London, UK’s Grave Miasma (ex-Goat Molestör) is a band that should be on your radar already if you like death metal (and not just because they’re on Profound Lore, but that’s one more good reason they should be). Their 2013 release Odori Sepulcrorum was a great piece of death metal that, if you haven’t heard, you should go listen to now. Following up on that three years later, the band has not lost their touch as they break out out their demented, twisted style once more.
It’s hard for me to think of albums that feel and sound darker than Teitanblood’s Death. Even Portal, which Grave Miasma definitely feels like they draw comparison to at times, doesn’t quite knick it. See, Grave Miasma more feel like an old school death metal band in a lot of regards. But they’ve still got a bit of modern about them.

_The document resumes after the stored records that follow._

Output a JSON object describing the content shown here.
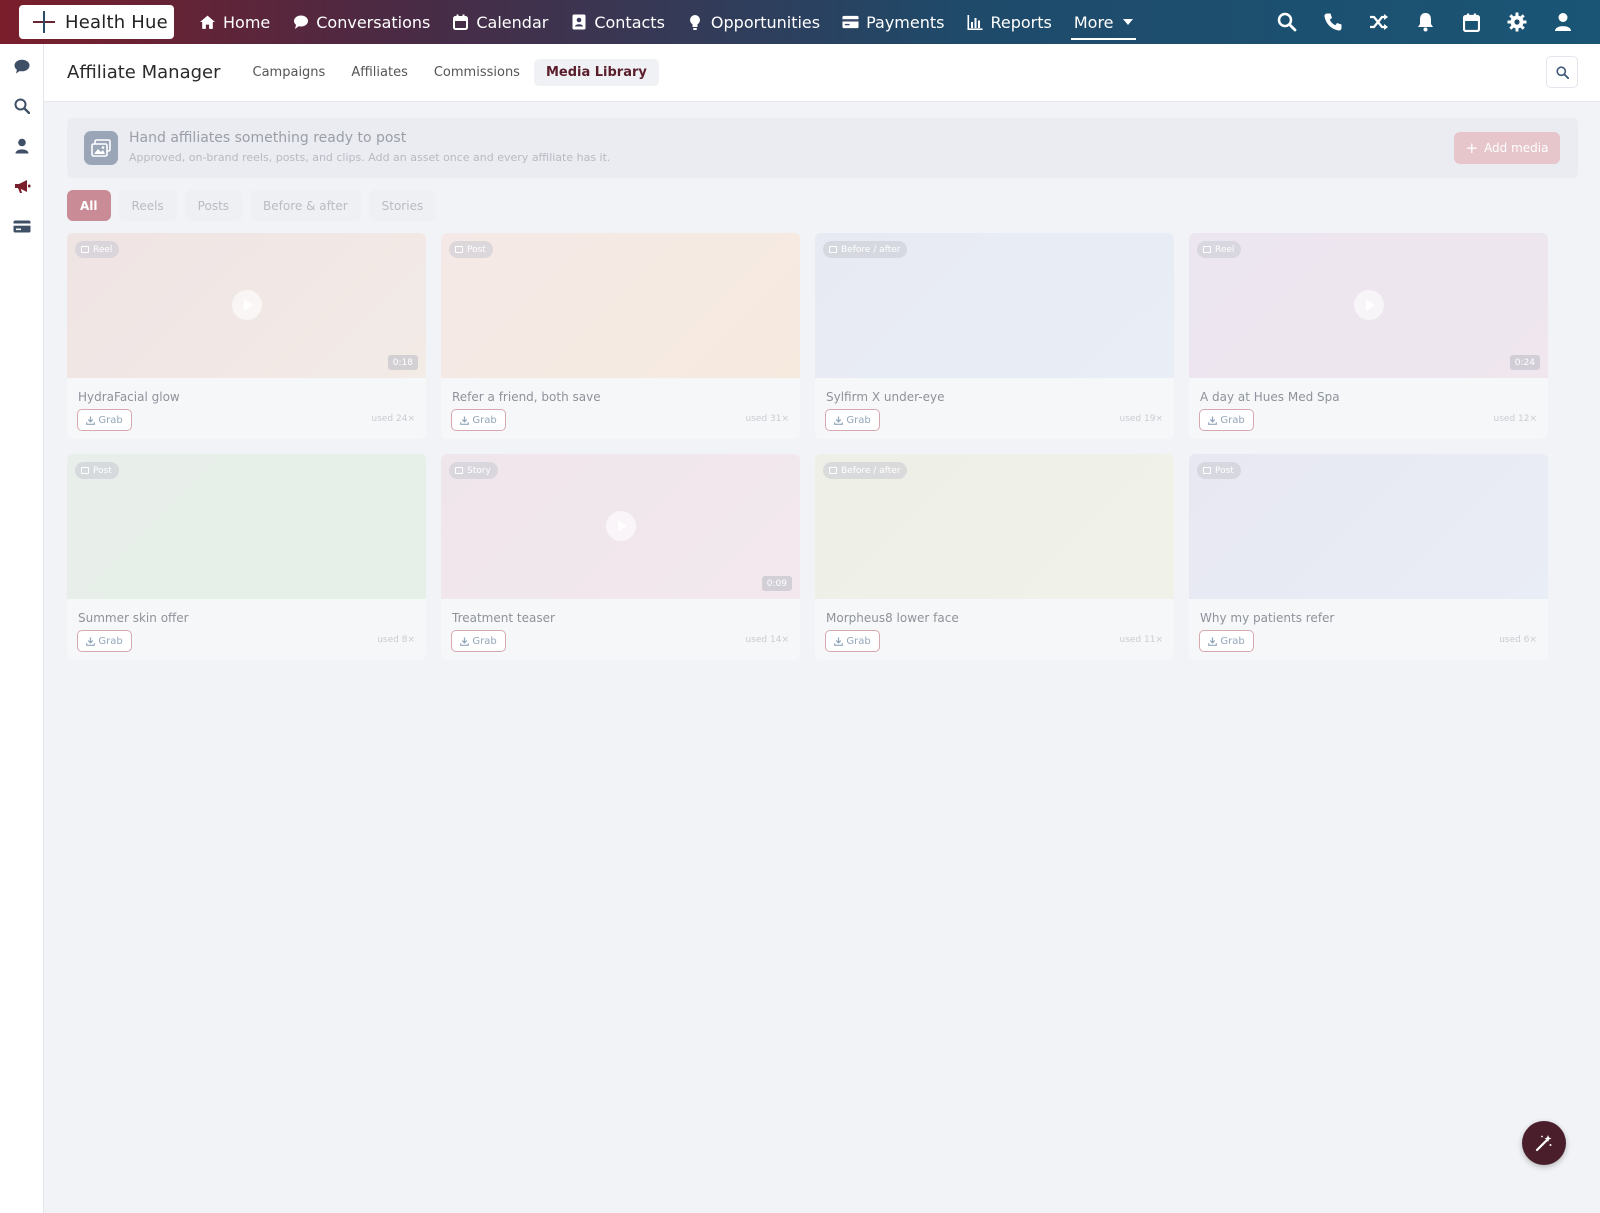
{
  "app": {
    "brand": "Health Hue"
  },
  "nav": {
    "items": [
      {
        "label": "Home",
        "icon": "home-icon"
      },
      {
        "label": "Conversations",
        "icon": "chat-icon"
      },
      {
        "label": "Calendar",
        "icon": "calendar-icon"
      },
      {
        "label": "Contacts",
        "icon": "contact-card-icon"
      },
      {
        "label": "Opportunities",
        "icon": "lightbulb-icon"
      },
      {
        "label": "Payments",
        "icon": "credit-card-icon"
      },
      {
        "label": "Reports",
        "icon": "bar-chart-icon"
      },
      {
        "label": "More",
        "icon": "chevron-down-icon"
      }
    ],
    "tools": [
      "search-icon",
      "phone-icon",
      "shuffle-icon",
      "bell-icon",
      "calendar-icon",
      "gear-icon",
      "user-icon"
    ]
  },
  "rail": {
    "icons": [
      "chat-icon",
      "search-icon",
      "user-icon",
      "megaphone-icon",
      "card-icon"
    ]
  },
  "subheader": {
    "title": "Affiliate Manager",
    "tabs": [
      {
        "label": "Campaigns"
      },
      {
        "label": "Affiliates"
      },
      {
        "label": "Commissions"
      },
      {
        "label": "Media Library",
        "active": true
      }
    ]
  },
  "banner": {
    "title": "Hand affiliates something ready to post",
    "subtitle": "Approved, on-brand reels, posts, and clips. Add an asset once and every affiliate has it.",
    "add_label": "Add media"
  },
  "filters": [
    "All",
    "Reels",
    "Posts",
    "Before & after",
    "Stories"
  ],
  "media": [
    {
      "type": "Reel",
      "title": "HydraFacial glow",
      "duration": "0:18",
      "used": "used 24×",
      "grab": "Grab",
      "video": true,
      "tint": [
        "#efe4e4",
        "#f3ebe6"
      ]
    },
    {
      "type": "Post",
      "title": "Refer a friend, both save",
      "duration": "",
      "used": "used 31×",
      "grab": "Grab",
      "video": false,
      "tint": [
        "#f4e9e6",
        "#f6eadf"
      ]
    },
    {
      "type": "Before / after",
      "title": "Sylfirm X under-eye",
      "duration": "",
      "used": "used 19×",
      "grab": "Grab",
      "video": false,
      "tint": [
        "#e7eaf2",
        "#e9eef6"
      ]
    },
    {
      "type": "Reel",
      "title": "A day at Hues Med Spa",
      "duration": "0:24",
      "used": "used 12×",
      "grab": "Grab",
      "video": true,
      "tint": [
        "#ece6f0",
        "#efe6ee"
      ]
    },
    {
      "type": "Post",
      "title": "Summer skin offer",
      "duration": "",
      "used": "used 8×",
      "grab": "Grab",
      "video": false,
      "tint": [
        "#e8efea",
        "#e6efe8"
      ]
    },
    {
      "type": "Story",
      "title": "Treatment teaser",
      "duration": "0:09",
      "used": "used 14×",
      "grab": "Grab",
      "video": true,
      "tint": [
        "#efe6ec",
        "#f2e8ee"
      ]
    },
    {
      "type": "Before / after",
      "title": "Morpheus8 lower face",
      "duration": "",
      "used": "used 11×",
      "grab": "Grab",
      "video": false,
      "tint": [
        "#eef0e7",
        "#f0f1e8"
      ]
    },
    {
      "type": "Post",
      "title": "Why my patients refer",
      "duration": "",
      "used": "used 6×",
      "grab": "Grab",
      "video": false,
      "tint": [
        "#e8e8f2",
        "#e9edf5"
      ]
    }
  ],
  "colors": {
    "accent": "#c98c97",
    "brand_dark": "#4a1e2a",
    "nav_start": "#7a1e2b",
    "nav_end": "#1a5575"
  }
}
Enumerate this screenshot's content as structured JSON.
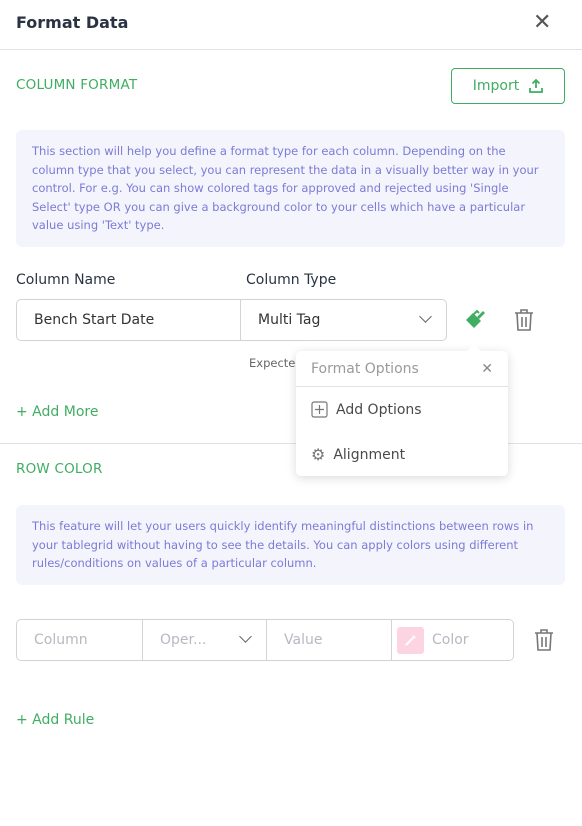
{
  "header": {
    "title": "Format Data",
    "close_icon": "close-icon"
  },
  "column_format": {
    "title": "COLUMN FORMAT",
    "import_label": "Import",
    "info": "This section will help you define a format type for each column. Depending on the column type that you select, you can represent the data in a visually better way in your control. For e.g. You can show colored tags for approved and rejected using 'Single Select' type OR you can give a background color to your cells which have a particular value using 'Text' type.",
    "column_name_label": "Column Name",
    "column_type_label": "Column Type",
    "column_name_value": "Bench Start Date",
    "column_type_value": "Multi Tag",
    "expected_text": "Expecte",
    "add_more": "+ Add More"
  },
  "format_options": {
    "title": "Format Options",
    "items": [
      {
        "label": "Add Options",
        "icon": "plus-square-icon"
      },
      {
        "label": "Alignment",
        "icon": "gear-icon"
      }
    ]
  },
  "row_color": {
    "title": "ROW COLOR",
    "info": "This feature will let your users quickly identify meaningful distinctions between rows in your tablegrid without having to see the details. You can apply colors using different rules/conditions on values of a particular column.",
    "column_placeholder": "Column",
    "operator_placeholder": "Oper...",
    "value_placeholder": "Value",
    "color_placeholder": "Color",
    "swatch_color": "#fdd5e2",
    "add_rule": "+ Add Rule"
  },
  "colors": {
    "accent": "#3fae62",
    "info_text": "#7b7bd6",
    "info_bg": "#f4f4fd"
  }
}
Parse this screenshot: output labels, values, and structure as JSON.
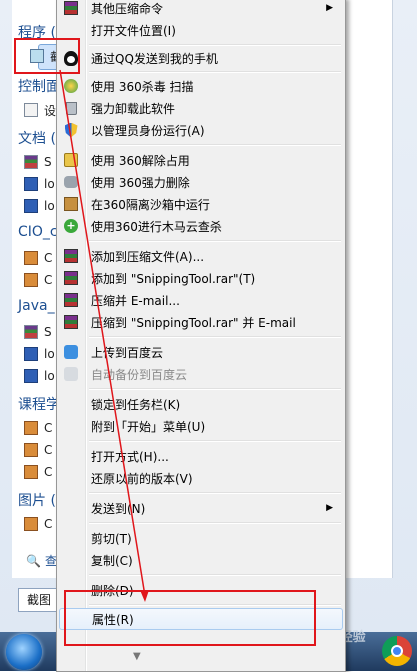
{
  "start_menu": {
    "groups": [
      {
        "label": "程序 ("
      },
      {
        "label": "控制面"
      },
      {
        "label": "文档 ("
      },
      {
        "label": "CIO_c"
      },
      {
        "label": "Java_"
      },
      {
        "label": "课程学"
      },
      {
        "label": "图片 ("
      }
    ],
    "items": {
      "program_1": "截",
      "control_1": "设",
      "doc_1": "S",
      "doc_2": "lo",
      "doc_3": "lo",
      "cio_1": "C",
      "cio_2": "C",
      "java_1": "S",
      "java_2": "lo",
      "java_3": "lo",
      "course_1": "C",
      "course_2": "C",
      "course_3": "C",
      "pic_1": "C"
    },
    "see_more": "查看",
    "search_value": "截图"
  },
  "context_menu": {
    "items": [
      {
        "label": "其他压缩命令",
        "submenu": true,
        "icon": "rar-icon"
      },
      {
        "label": "打开文件位置(I)"
      },
      {
        "label": "通过QQ发送到我的手机",
        "icon": "qq-icon"
      },
      {
        "label": "使用 360杀毒 扫描",
        "icon": "360-antivirus-icon"
      },
      {
        "label": "强力卸载此软件",
        "icon": "trash-icon"
      },
      {
        "label": "以管理员身份运行(A)",
        "icon": "uac-shield-icon"
      },
      {
        "label": "使用 360解除占用",
        "icon": "unlock-icon"
      },
      {
        "label": "使用 360强力删除",
        "icon": "shred-icon"
      },
      {
        "label": "在360隔离沙箱中运行",
        "icon": "sandbox-icon"
      },
      {
        "label": "使用360进行木马云查杀",
        "icon": "trojan-scan-icon"
      },
      {
        "label": "添加到压缩文件(A)...",
        "icon": "rar-icon"
      },
      {
        "label": "添加到 \"SnippingTool.rar\"(T)",
        "icon": "rar-icon"
      },
      {
        "label": "压缩并 E-mail...",
        "icon": "rar-icon"
      },
      {
        "label": "压缩到 \"SnippingTool.rar\" 并 E-mail",
        "icon": "rar-icon"
      },
      {
        "label": "上传到百度云",
        "icon": "baidu-cloud-icon"
      },
      {
        "label": "自动备份到百度云",
        "icon": "baidu-cloud-icon",
        "disabled": true
      },
      {
        "label": "锁定到任务栏(K)"
      },
      {
        "label": "附到「开始」菜单(U)"
      },
      {
        "label": "打开方式(H)..."
      },
      {
        "label": "还原以前的版本(V)"
      },
      {
        "label": "发送到(N)",
        "submenu": true
      },
      {
        "label": "剪切(T)"
      },
      {
        "label": "复制(C)"
      },
      {
        "label": "删除(D)"
      },
      {
        "label": "属性(R)",
        "highlighted": true
      }
    ]
  },
  "watermark": "Bai 经验",
  "colors": {
    "annotation_red": "#e0161b",
    "menu_bg": "#f0f0f0",
    "link_blue": "#1d4f91"
  }
}
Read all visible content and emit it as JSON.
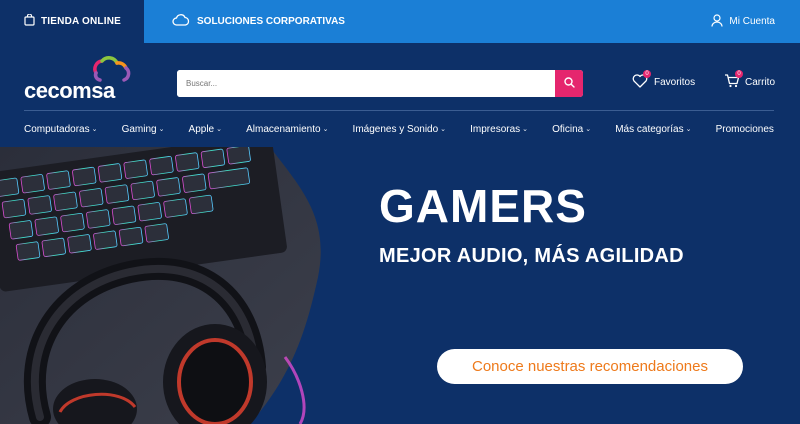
{
  "topbar": {
    "store_label": "TIENDA ONLINE",
    "corporate_label": "SOLUCIONES CORPORATIVAS",
    "account_label": "Mi Cuenta"
  },
  "header": {
    "logo_text": "cecomsa",
    "search_placeholder": "Buscar...",
    "favorites_label": "Favoritos",
    "favorites_count": "0",
    "cart_label": "Carrito",
    "cart_count": "0"
  },
  "nav": {
    "items": [
      {
        "label": "Computadoras",
        "has_dropdown": true
      },
      {
        "label": "Gaming",
        "has_dropdown": true
      },
      {
        "label": "Apple",
        "has_dropdown": true
      },
      {
        "label": "Almacenamiento",
        "has_dropdown": true
      },
      {
        "label": "Imágenes y Sonido",
        "has_dropdown": true
      },
      {
        "label": "Impresoras",
        "has_dropdown": true
      },
      {
        "label": "Oficina",
        "has_dropdown": true
      },
      {
        "label": "Más categorías",
        "has_dropdown": true
      },
      {
        "label": "Promociones",
        "has_dropdown": false
      }
    ]
  },
  "hero": {
    "title": "GAMERS",
    "subtitle": "MEJOR AUDIO, MÁS AGILIDAD",
    "cta_label": "Conoce nuestras recomendaciones"
  },
  "colors": {
    "navy": "#0d3068",
    "corporate_blue": "#1b7fd6",
    "accent_pink": "#e5266e",
    "cta_orange": "#ee7a1b"
  },
  "icons": [
    "store-bag-icon",
    "cloud-icon",
    "user-icon",
    "search-icon",
    "heart-icon",
    "cart-icon",
    "chevron-down-icon"
  ]
}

In that they have plenty of a blackened feel to their music (see the beginning section of: “Glorification of the Impure) and they have some very strong and brooding melodic sections (see: “Utterance of the Foulest Spirit).
Regardless, Endless Pilgrimage is an album that has an element of welcome with a shamisen (? It sounds like one) before jumping into the death metal. And this offering has some desolate death metal on it. I keep saying and writing “desolate” whenever I start talking about this album and I cannot help it. Why? Take into consideration how this offering manages to feel so open-ended and suffocating all at once. The old school death metal sound is there straight out of the 80s. The instruments close in around you like a noose and feel like they’re suffocating any breathing space you thought you had. But once you hear the vocals bark in, they echo and sound like they’re coming from the distance. Lead instruments get the same feeling. The opening track “Yama Transforms to Afterlife” tells all the tales on this end that you need to know. It gives Endless Pilgrimage the kind of uncomfortable sonic texture the band has come to so sickly embody.
Endless Pilgrimage sounds like the communion of Death’s Scream Bloody Gore and Teitanblood’s aforementioned Death. When Grave Miasma go off the hook they’re taking heads left and right. When they’re melodic and slow, they’ve got a ghost-like charm to them. Other moments even evoke comparisons to, again, Portal or label mates Cruciamentum. Regardless, the Grave Miasma deserves to be heard on their own terms. This is a seething, adventurous death metal piece with blackened sections and some of the strongest atmosphere I’ve heard this yet this year. This is a journey well worth taking.